Agents often have greater protection than “pure” intermediaries Unless otherwise agreed, a principal is under a common law duty to indemnify an agent against liabilities incurred by the agent in the lawful performance of acts falling within the scope of the agent’s authority. Additionally, the Commercial Agents Regulations provides commercial agent with certain rights upon termination of their agency, including the right to compensation or an indemnity payment in certain circumstances. The scope of a “pure” intermediary’s protection, on the other hand, would be solely dictated by the terms of any contract they have with another party.
Agents often have more duties than “pure” intermediaries.

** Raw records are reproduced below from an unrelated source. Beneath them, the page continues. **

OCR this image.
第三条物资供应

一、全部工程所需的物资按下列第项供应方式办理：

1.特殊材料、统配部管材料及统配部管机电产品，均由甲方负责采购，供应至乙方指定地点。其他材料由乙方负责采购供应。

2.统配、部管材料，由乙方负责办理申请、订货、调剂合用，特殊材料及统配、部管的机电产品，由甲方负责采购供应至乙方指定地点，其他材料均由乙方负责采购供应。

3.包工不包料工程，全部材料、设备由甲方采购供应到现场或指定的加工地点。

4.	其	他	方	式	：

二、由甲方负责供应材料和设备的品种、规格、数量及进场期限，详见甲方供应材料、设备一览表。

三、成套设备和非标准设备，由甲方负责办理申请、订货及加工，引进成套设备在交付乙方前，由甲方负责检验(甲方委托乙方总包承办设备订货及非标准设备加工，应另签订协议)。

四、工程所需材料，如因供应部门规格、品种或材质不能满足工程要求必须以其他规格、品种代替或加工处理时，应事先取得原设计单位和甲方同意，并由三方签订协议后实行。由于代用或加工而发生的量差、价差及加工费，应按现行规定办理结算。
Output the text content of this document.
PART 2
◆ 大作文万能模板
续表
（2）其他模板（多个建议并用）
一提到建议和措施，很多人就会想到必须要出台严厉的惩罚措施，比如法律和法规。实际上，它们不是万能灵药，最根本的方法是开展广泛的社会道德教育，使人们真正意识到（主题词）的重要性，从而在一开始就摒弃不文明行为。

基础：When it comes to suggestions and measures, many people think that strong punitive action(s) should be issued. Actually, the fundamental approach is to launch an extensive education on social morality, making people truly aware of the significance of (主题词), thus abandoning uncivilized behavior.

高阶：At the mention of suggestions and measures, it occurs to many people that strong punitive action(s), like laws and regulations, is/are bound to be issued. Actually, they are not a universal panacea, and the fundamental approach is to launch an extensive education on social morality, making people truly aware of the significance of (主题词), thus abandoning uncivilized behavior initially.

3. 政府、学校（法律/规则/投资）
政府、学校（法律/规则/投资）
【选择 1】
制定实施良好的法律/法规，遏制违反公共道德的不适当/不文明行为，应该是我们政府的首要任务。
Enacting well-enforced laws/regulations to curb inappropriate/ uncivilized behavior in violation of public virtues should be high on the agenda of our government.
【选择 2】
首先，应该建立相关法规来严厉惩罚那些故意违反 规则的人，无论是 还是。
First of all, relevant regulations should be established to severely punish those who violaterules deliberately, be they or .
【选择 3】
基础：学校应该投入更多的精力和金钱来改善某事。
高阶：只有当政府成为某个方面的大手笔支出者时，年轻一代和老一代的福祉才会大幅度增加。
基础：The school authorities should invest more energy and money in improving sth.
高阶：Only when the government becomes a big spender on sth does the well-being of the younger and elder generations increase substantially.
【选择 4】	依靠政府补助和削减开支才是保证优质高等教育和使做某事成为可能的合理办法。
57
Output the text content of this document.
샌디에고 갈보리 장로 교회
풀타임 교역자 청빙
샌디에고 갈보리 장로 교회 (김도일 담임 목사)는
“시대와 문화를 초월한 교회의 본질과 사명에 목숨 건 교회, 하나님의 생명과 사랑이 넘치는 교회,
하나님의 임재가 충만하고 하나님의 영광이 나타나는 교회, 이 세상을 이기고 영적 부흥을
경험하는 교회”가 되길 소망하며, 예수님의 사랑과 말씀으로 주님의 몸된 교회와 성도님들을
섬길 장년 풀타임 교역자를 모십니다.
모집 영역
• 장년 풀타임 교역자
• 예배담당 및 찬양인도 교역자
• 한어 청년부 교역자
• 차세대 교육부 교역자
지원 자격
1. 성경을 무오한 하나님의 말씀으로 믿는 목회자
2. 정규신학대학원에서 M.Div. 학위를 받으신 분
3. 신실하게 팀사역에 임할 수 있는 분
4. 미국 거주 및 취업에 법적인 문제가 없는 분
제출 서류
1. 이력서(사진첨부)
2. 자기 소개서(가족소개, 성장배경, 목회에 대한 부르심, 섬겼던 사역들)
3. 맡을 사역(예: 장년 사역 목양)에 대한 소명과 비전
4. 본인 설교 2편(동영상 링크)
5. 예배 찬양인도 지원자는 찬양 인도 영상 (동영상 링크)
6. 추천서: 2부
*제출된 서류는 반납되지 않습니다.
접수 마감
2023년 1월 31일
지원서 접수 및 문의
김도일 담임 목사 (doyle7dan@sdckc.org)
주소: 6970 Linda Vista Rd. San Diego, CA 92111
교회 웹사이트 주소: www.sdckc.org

Examples of the duties owed by agents to principals include:
common law duties – namely duties owed by the agent to obey the lawful instructions of the principal, to act only within the limits of its authority and to use reasonable diligence and care, and reasonable despatch
fiduciary duties – as discussed above
duties imposed on commercial agents by the Commercial Agents Regulations – namely duties owed by the agent to look after the interests of their principal and act dutifully and in good faith, to “make proper efforts” to negotiate and (where appropriate) conclude those transactions they are instructed by their principal to take care of, to communicate to their principal all the necessary information available to the agent and to comply with their principal’s reasonable instructions.
In contrast, a “pure” intermediary’s duties are limited to those expressly set out in the terms of any contract they have with another party.
In short, making the distinction between a “pure” intermediary and an agent matters as it can influence the rights, obligations and liabilities of both parties and intermediary involved in a transaction.